Parece que la cosa mejora, o al menos sigue estable, y vuelven a decir que en unos días, si sigue así, le darán el alta. La pena es que tendremos que ingresarlo en una residencia, dadas las condiciones de mi abuela, que no está capacitada para cuidar de él, y de la casa en la que viven. No nos han dejado otra opción. No era lo que hubiésemos querido para él. Merecía otra cosa.
Pero bueno, allí estará bien cuidado y nosotros nos encargaremos de que no le falten los mimos. Y yo intentaré recuperar un poco ese tiempo que nos faltó.

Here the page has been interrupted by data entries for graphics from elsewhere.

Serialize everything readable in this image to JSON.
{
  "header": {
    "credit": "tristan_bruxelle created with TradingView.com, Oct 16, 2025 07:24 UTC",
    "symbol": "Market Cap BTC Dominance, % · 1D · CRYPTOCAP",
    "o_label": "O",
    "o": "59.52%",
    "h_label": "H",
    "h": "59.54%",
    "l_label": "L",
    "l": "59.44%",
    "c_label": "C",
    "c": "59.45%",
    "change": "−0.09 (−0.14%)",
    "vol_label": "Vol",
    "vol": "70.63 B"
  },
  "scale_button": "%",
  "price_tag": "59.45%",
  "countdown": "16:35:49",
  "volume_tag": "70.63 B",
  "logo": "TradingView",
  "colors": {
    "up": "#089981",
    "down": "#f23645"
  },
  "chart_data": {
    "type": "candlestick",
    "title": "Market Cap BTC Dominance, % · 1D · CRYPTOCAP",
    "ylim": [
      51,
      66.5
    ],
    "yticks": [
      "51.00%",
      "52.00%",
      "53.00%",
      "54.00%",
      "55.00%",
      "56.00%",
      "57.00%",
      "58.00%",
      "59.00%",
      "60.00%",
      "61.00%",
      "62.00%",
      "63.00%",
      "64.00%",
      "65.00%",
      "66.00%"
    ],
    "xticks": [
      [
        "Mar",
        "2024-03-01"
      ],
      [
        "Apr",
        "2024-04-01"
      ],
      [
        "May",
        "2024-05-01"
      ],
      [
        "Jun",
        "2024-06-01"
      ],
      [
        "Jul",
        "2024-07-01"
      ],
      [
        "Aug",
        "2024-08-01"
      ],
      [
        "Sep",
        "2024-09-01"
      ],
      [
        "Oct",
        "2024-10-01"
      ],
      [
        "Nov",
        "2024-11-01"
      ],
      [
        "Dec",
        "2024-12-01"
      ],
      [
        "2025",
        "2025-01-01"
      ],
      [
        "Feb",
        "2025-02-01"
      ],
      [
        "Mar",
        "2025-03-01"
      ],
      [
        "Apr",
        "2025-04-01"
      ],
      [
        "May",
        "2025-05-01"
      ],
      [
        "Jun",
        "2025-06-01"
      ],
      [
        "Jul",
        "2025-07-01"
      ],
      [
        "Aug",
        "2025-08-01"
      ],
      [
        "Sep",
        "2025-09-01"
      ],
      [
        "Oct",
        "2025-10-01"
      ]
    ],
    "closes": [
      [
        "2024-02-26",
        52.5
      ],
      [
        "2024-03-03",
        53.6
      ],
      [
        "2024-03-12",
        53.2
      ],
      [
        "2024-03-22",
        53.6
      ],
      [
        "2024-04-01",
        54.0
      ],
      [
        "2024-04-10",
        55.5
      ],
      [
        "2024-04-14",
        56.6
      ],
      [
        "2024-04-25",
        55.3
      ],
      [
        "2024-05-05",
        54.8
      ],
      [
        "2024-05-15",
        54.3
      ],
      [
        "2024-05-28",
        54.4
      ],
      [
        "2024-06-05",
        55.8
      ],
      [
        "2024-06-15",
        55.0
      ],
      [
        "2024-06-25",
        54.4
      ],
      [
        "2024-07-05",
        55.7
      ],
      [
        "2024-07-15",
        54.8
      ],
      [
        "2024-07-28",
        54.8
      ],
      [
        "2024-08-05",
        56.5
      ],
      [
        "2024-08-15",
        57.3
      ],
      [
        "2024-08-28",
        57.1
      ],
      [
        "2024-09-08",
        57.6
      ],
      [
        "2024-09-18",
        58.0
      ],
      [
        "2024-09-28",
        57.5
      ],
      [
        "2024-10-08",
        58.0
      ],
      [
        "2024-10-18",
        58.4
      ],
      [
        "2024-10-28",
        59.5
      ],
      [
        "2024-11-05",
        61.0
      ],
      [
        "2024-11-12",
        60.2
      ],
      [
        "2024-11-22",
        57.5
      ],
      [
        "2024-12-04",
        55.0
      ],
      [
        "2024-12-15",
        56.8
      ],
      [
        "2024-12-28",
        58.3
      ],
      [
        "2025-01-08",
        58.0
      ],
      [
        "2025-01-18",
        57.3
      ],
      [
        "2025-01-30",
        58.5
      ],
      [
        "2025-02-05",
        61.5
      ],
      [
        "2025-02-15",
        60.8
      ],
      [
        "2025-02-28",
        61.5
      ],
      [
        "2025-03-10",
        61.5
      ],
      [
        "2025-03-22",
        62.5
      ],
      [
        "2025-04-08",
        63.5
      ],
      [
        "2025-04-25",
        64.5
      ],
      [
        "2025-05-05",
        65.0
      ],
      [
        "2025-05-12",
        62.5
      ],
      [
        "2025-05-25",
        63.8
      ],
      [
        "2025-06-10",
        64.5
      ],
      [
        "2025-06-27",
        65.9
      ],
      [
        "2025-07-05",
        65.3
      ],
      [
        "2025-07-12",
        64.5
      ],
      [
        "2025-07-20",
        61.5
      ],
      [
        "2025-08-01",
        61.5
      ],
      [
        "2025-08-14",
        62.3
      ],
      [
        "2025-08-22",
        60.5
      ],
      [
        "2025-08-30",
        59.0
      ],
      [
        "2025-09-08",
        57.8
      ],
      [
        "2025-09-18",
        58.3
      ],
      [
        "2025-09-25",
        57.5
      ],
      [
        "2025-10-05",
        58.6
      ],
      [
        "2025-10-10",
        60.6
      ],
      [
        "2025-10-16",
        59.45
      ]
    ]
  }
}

Gracias de verdad. Un abrazo enorme
Aprovecha el tiempo que le queda, mímalo, cuídalo, dile que lo quieres, mira que a veces es díficil decir esas palabras, pero una vez dicha por primera vez sale como mas fácil y mas si sale del corazón
petonets
Ves como te espero? Ya sé que mejoró, me alegro!!!
Que no le falte tu presencia, mimos, y esos saludables "tequieros" que le ayudaran a recuperarse.
Besillos
Tengo que volver. Está de nuevo en el hospital. Tengo que volver para decirle que le quiero. Dicen que ha preguntado por mí. Qué duro es vivir estas cosas desde tan lejos...
Gracias por vuestros consejos y vuestro apoyo.
Mil besos
lo siento, marilia...a distancia es muy dificil, es verdad. ve y dile que le quieres.
un monton de besos
Gracias, guapa. Si esstuviese más cerca estaría mucho más tranquila, podría ir a verle de vez en cuando y todo eso, pero estando lejos, el trabajo, los estudios, hacen que se complique las cosas.
Gracias por estar ahí. A tí, 123, y al resto.